The list in which you add a keyword determines where the keyword can be used.

It is heavily preferred that keywords are added to the `unreserved_keywords.list`. Keywords added to this list can still be used as column names, type names and function names by users of the system.

The `reserved_keywords.list` on the other hand heavily restricts the usage of the specific keyword. It should only be used if there is no other option, as reserved keywords can break people's code.

The other lists exist for keywords that are not *entirely* reserved, but are partially reserved. 
* A keyword in `column_name_keywords.list` can be used as a column name.
* A keyword in `func_name_keywords.list` can be used as a function name.
* A keyword in `type_name_keywords.list` can be used as a type name.

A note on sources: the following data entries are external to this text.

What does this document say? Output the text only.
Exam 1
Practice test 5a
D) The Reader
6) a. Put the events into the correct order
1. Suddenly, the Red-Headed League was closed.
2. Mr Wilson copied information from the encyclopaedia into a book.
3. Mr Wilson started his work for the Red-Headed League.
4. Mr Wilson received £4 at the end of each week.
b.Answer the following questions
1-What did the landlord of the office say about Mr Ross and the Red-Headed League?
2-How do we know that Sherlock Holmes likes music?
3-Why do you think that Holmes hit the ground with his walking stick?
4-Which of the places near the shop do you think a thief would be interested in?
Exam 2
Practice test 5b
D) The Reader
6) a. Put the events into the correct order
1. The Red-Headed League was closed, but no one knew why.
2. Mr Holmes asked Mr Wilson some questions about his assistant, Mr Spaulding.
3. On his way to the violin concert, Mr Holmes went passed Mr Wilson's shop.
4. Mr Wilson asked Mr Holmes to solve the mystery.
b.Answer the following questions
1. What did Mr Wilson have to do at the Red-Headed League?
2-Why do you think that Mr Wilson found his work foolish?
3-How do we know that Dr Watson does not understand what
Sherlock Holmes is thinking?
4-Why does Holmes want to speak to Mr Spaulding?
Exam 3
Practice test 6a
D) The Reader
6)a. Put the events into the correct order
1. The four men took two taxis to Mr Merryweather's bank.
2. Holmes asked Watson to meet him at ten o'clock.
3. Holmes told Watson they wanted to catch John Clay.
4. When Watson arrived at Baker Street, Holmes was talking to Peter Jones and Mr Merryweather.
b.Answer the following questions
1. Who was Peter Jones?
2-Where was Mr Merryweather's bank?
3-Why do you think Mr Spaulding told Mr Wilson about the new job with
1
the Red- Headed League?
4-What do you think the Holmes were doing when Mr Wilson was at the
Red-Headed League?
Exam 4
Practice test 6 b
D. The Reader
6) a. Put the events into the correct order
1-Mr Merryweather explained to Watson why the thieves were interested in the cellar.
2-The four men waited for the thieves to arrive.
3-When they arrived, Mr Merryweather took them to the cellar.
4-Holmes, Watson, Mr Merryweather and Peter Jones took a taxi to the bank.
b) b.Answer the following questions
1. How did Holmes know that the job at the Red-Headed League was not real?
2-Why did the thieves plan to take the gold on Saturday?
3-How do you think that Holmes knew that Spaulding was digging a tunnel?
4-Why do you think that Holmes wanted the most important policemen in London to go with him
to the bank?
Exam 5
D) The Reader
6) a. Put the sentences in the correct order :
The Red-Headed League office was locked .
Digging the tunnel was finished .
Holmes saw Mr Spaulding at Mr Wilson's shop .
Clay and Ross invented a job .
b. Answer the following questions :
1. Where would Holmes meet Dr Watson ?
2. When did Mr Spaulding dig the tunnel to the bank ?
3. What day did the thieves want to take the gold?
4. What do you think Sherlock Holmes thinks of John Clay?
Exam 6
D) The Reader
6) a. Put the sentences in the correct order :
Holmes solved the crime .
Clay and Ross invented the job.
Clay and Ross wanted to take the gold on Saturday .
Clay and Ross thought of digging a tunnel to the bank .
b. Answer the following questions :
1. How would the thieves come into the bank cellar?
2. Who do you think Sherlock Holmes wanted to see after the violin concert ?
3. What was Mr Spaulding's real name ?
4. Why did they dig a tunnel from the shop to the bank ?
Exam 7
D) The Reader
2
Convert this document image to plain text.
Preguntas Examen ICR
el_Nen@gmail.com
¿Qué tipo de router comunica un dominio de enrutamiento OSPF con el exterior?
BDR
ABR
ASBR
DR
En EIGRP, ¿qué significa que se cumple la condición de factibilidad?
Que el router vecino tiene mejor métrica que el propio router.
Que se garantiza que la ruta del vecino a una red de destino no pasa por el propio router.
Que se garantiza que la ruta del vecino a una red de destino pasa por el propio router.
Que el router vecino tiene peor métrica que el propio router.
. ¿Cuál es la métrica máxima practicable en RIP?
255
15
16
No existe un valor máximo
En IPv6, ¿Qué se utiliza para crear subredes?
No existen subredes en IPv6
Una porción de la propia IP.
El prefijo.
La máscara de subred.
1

Note that these lists are not mutually exclusive. A keyword can be added to *both* `column_name_keywords.list` and `func_name_keywords.list`.

Adding a keyword to all three of these lists is equivalent to adding an unreserved keyword (and hence the keyword should just be added there).

### Adding a Statement Type
A new statement type can be defined by creating two new files (`new_statement.y` and `new_statement.yh`), and adding the top-level statement to the list of statements (`third_party/libpg_query/grammar/statements.list`).

As an example, it is recommended to look at the PragmaStmt (`pragma.y`).

# Modifying the Lexer
The lexer file is provided in `third_party/libpg_query/scan.l`. After changing the lexer, run `python3 scripts/generate_flex.py`.